The film starts with a voiceover by the character Huw, who appears in the film as the youngest boy in a large family of coal miners. Huw laments the good ol’ days of his native Welsh town, back before the hills had grown dark with the soot of coal dust. In a throwaway line that’s never later explained, Huw tells us he’s finally leaving his hometown forever, which might lead one to believe that the events of the movie might be the cause. If so, you’d probably wonder why he waited until the age of 50 to finally depart.
Over the course of the film, we see the typical travails of childhood, but also the challenges of a family whose livelihood depends upon their earnings from coal mining. When the owner decides to lower wages, the miners argue about forming a union, and a rift forms between the family patriarch and his sons. Gradually, the older boys seek out better opportunities and emigrate to other parts of the world, until only the elderly father is left with little Huw.

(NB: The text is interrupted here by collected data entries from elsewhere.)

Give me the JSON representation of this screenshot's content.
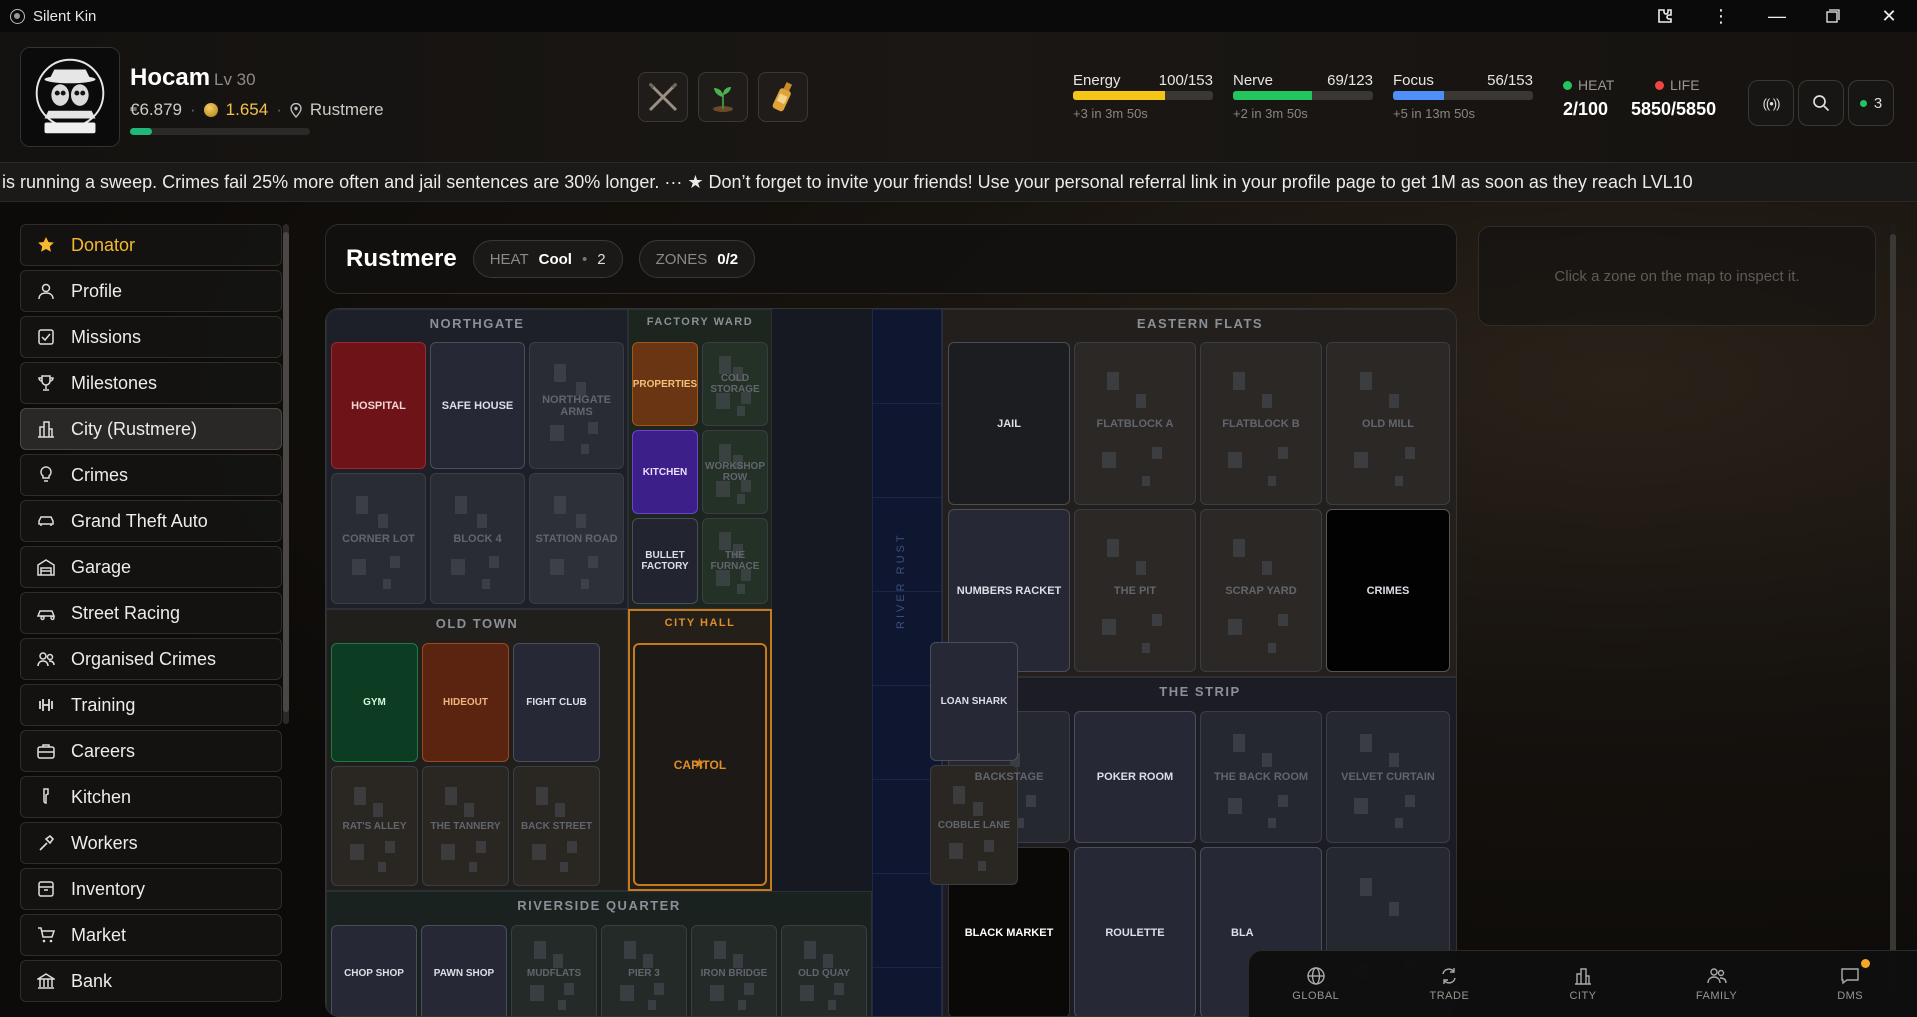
{
  "window": {
    "title": "Silent Kin"
  },
  "player": {
    "name": "Hocam",
    "level": "Lv 30",
    "cash": "€6.879",
    "coins": "1.654",
    "location": "Rustmere",
    "xp_progress": 0.12
  },
  "equipment": [
    {
      "icon": "crossed-rifles-icon"
    },
    {
      "icon": "plant-icon"
    },
    {
      "icon": "bottle-icon"
    }
  ],
  "bars": {
    "energy": {
      "label": "Energy",
      "value": "100/153",
      "regen": "+3 in 3m 50s",
      "fraction": 0.654,
      "color": "#f5c518"
    },
    "nerve": {
      "label": "Nerve",
      "value": "69/123",
      "regen": "+2 in 3m 50s",
      "fraction": 0.561,
      "color": "#22c55e"
    },
    "focus": {
      "label": "Focus",
      "value": "56/153",
      "regen": "+5 in 13m 50s",
      "fraction": 0.366,
      "color": "#4f8ff7"
    }
  },
  "heat": {
    "label": "HEAT",
    "value": "2/100",
    "color": "#22c55e"
  },
  "life": {
    "label": "LIFE",
    "value": "5850/5850",
    "color": "#ef4444"
  },
  "header_buttons": {
    "online_count": "3"
  },
  "ticker": {
    "text": "is running a sweep. Crimes fail 25% more often and jail sentences are 30% longer. ··· ★ Don’t forget to invite your friends! Use your personal referral link in your profile page to get 1M as soon as they reach LVL10"
  },
  "sidebar": {
    "items": [
      {
        "label": "Donator",
        "icon": "star-icon"
      },
      {
        "label": "Profile",
        "icon": "user-icon"
      },
      {
        "label": "Missions",
        "icon": "checklist-icon"
      },
      {
        "label": "Milestones",
        "icon": "trophy-icon"
      },
      {
        "label": "City (Rustmere)",
        "icon": "city-icon"
      },
      {
        "label": "Crimes",
        "icon": "bulb-icon"
      },
      {
        "label": "Grand Theft Auto",
        "icon": "car-icon"
      },
      {
        "label": "Garage",
        "icon": "garage-icon"
      },
      {
        "label": "Street Racing",
        "icon": "race-car-icon"
      },
      {
        "label": "Organised Crimes",
        "icon": "group-icon"
      },
      {
        "label": "Training",
        "icon": "dumbbell-icon"
      },
      {
        "label": "Careers",
        "icon": "briefcase-icon"
      },
      {
        "label": "Kitchen",
        "icon": "flask-icon"
      },
      {
        "label": "Workers",
        "icon": "hammer-icon"
      },
      {
        "label": "Inventory",
        "icon": "box-icon"
      },
      {
        "label": "Market",
        "icon": "cart-icon"
      },
      {
        "label": "Bank",
        "icon": "bank-icon"
      }
    ]
  },
  "city": {
    "title": "Rustmere",
    "heat_label": "HEAT",
    "heat_state": "Cool",
    "heat_value": "2",
    "zones_label": "ZONES",
    "zones_value": "0/2",
    "inspect_hint": "Click a zone on the map to inspect it.",
    "river": "RIVER RUST",
    "districts": {
      "northgate": "NORTHGATE",
      "factory_ward": "FACTORY WARD",
      "eastern_flats": "EASTERN FLATS",
      "old_town": "OLD TOWN",
      "city_hall": "CITY HALL",
      "the_strip": "THE STRIP",
      "riverside": "RIVERSIDE QUARTER"
    },
    "zones": {
      "hospital": "HOSPITAL",
      "safe_house": "SAFE HOUSE",
      "northgate_arms": "NORTHGATE ARMS",
      "corner_lot": "CORNER LOT",
      "block_4": "BLOCK 4",
      "station_road": "STATION ROAD",
      "properties": "PROPERTIES",
      "cold_storage": "COLD STORAGE",
      "kitchen": "KITCHEN",
      "workshop_row": "WORKSHOP ROW",
      "bullet_factory": "BULLET FACTORY",
      "the_furnace": "THE FURNACE",
      "jail": "JAIL",
      "flatblock_a": "FLATBLOCK A",
      "flatblock_b": "FLATBLOCK B",
      "old_mill": "OLD MILL",
      "numbers_racket": "NUMBERS RACKET",
      "the_pit": "THE PIT",
      "scrap_yard": "SCRAP YARD",
      "crimes": "CRIMES",
      "gym": "GYM",
      "hideout": "HIDEOUT",
      "fight_club": "FIGHT CLUB",
      "loan_shark": "LOAN SHARK",
      "rats_alley": "RAT'S ALLEY",
      "the_tannery": "THE TANNERY",
      "back_street": "BACK STREET",
      "cobble_lane": "COBBLE LANE",
      "capitol": "CAPITOL",
      "backstage": "BACKSTAGE",
      "poker_room": "POKER ROOM",
      "the_back_room": "THE BACK ROOM",
      "velvet_curtain": "VELVET CURTAIN",
      "black_market": "BLACK MARKET",
      "roulette": "ROULETTE",
      "bla": "BLA",
      "chop_shop": "CHOP SHOP",
      "pawn_shop": "PAWN SHOP",
      "mudflats": "MUDFLATS",
      "pier_3": "PIER 3",
      "iron_bridge": "IRON BRIDGE",
      "old_quay": "OLD QUAY"
    }
  },
  "bottom_nav": [
    {
      "label": "GLOBAL",
      "icon": "globe-icon"
    },
    {
      "label": "TRADE",
      "icon": "swap-icon"
    },
    {
      "label": "CITY",
      "icon": "city-icon"
    },
    {
      "label": "FAMILY",
      "icon": "family-icon"
    },
    {
      "label": "DMS",
      "icon": "chat-icon"
    }
  ],
  "colors": {
    "accent_gold": "#f5b82e",
    "city_hall_border": "#d4841f"
  }
}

Meanwhile, their sister gets pressured into marrying the mine owner’s obnoxious son instead of the more likeable parson.
Something about this film reminded me a bit of my friend Andrew’s novel about the waning years of a sparsely-populated Scottish island. Both are stories of transition, from a time that appears simpler, or better, or maybe just preferable to somebody when compared to the present. Or maybe it’s just nostalgia, wistfulness without judgement about today. Huw recalls his days at the school in town, where his teacher belittles him and other kids beat him up, and even though they’re not great memories, there’s still a fondness in their recollection.
After watching so many films, it’s interesting to see echoes of others. There’s a wedding scene in this one that reminds me of the extended wedding sequence in The Deer Hunter. Obviously, it’s supposed to be the other way around, but since I saw the more recent movie first, that’s the one that feels more like a response in my memory. I’ve wondered whether there might actually be continuity between this long string of films, and maybe here’s my answer.
Ah, Huw. You’re really big on memory, aren’t you? Remember when memories were really something special?